I like the silver sheets. Have a weatherbeeta atm, Stiffer plasticky material, starting to feel softer but Ella loves it. She's uber sensitive to bugs and gets massive welts from them. 

I also think it keeps her cooler on hot days, she's BLACK and she seems to dry faster when there's light rain. 

Lasting well 2 summers so far. Cost me about 80 but little shopping around.
_Posted via Mobile Device_


----------



## mnhorselover

*Fly sheets*

This is the first year I'm really using the fly sheets I started to buy last year. The first sheet (Rambo) that I bought for my 27 year old horse was too big.
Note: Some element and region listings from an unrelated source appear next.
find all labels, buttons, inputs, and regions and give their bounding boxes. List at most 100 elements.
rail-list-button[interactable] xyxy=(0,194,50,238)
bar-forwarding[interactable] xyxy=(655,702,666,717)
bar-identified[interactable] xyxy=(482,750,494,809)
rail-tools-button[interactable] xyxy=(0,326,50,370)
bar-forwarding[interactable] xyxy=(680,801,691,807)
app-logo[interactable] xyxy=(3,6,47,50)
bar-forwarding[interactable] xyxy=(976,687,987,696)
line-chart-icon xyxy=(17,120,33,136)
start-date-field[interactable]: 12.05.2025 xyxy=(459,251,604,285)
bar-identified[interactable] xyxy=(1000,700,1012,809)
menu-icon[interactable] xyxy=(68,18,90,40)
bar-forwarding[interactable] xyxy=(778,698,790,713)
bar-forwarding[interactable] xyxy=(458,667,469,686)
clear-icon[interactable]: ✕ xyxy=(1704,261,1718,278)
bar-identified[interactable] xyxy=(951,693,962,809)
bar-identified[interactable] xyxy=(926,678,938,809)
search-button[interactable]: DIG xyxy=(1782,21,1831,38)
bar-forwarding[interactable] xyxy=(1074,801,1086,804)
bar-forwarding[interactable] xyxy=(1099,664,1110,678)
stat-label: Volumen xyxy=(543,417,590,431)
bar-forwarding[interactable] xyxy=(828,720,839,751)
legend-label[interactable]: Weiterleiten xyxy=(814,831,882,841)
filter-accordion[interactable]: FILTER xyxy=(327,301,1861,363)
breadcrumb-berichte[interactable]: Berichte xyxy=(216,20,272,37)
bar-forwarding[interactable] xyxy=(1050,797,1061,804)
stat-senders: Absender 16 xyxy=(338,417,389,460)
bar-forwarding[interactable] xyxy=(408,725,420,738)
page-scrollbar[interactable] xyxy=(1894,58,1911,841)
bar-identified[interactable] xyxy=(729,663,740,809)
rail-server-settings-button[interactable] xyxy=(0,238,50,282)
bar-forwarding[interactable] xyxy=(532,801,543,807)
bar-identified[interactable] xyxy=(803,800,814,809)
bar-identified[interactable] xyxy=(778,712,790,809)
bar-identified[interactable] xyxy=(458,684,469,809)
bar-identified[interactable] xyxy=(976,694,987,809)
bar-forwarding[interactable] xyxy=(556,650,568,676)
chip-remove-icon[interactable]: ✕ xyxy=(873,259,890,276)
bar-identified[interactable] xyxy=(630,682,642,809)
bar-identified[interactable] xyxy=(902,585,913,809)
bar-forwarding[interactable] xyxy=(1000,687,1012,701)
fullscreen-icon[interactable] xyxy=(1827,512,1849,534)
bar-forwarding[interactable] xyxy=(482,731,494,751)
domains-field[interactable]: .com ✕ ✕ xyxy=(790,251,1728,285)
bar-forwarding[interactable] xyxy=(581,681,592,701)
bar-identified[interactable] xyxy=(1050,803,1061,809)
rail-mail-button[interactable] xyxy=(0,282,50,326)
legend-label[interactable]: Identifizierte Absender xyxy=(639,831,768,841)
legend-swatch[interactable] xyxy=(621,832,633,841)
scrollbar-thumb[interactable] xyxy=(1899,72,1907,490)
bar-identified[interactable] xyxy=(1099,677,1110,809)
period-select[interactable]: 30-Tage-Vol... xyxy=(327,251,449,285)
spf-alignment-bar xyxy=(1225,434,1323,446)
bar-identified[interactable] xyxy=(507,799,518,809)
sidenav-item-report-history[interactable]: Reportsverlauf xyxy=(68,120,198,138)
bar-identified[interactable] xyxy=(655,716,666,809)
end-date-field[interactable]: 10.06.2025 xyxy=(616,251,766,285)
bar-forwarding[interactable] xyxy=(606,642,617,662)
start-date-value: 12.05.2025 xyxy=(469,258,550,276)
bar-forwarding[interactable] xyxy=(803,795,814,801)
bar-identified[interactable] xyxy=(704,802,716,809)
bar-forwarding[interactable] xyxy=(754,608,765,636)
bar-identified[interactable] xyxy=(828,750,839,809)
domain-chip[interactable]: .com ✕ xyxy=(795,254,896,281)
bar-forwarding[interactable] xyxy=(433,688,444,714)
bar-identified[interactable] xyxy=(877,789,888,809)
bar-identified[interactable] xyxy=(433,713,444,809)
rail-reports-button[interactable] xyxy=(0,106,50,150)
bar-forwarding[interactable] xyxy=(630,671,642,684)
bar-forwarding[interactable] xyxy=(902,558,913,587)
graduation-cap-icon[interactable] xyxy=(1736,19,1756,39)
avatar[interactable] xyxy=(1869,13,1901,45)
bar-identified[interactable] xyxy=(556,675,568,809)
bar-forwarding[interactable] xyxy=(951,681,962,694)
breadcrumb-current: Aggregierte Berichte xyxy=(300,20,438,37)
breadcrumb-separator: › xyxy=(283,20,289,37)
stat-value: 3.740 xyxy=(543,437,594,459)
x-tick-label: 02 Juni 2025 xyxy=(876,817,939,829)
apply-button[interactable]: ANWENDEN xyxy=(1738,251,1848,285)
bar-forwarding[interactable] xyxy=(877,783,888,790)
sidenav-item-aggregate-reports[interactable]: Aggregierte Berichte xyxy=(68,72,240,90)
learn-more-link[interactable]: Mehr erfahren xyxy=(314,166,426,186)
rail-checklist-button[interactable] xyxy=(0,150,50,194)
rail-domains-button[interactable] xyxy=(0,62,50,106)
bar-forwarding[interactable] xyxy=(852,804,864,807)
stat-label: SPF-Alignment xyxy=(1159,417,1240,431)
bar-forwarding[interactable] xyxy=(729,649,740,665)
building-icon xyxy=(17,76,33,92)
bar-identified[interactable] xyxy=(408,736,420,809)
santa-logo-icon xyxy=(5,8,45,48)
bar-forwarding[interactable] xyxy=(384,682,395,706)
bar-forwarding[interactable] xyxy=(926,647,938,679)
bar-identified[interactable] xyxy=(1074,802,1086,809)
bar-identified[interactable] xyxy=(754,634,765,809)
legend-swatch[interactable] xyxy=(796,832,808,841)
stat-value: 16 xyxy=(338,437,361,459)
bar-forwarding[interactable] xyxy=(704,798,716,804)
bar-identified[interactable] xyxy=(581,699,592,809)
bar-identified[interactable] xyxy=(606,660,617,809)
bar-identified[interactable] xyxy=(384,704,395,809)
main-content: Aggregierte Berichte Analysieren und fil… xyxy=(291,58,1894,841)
Since I have many horses, rather than pay return shipping, I put it on the shelf. Then I purchased a Wrangler, didn't fit right - on the shelf. Finally, this year I checked in to some general ratings on fly sheets and ended up at the Smart Pak website. To make a long story short, I purchased the KENSINGTON because of the limited lifetime guarantee as well as positive ratings. I'm using all three as this is being posted. The Rambo is the only one still in perfect shape - the downfall is that it's very pricey. It does cover the neck area in one piece. The Wrangler (least expensive) was ripped with the buckle busted by the end of the second day. The Kensington has lasted very well, the only thing is that I should have probably purchased the euro cut as it's down a bit on her chest. One strap did come off a buckle however, the sheet is perfect so I'm sure I can get a replacement buckle. For the price, I really like the Kensington. I did order the neck piece now so I'll report on that soon. My mare is also very sensitive to all the bugs and gets horrible welts. The sheet does keep them cooler - no sweating so far and today we were 90 degrees. Hope this helps!


----------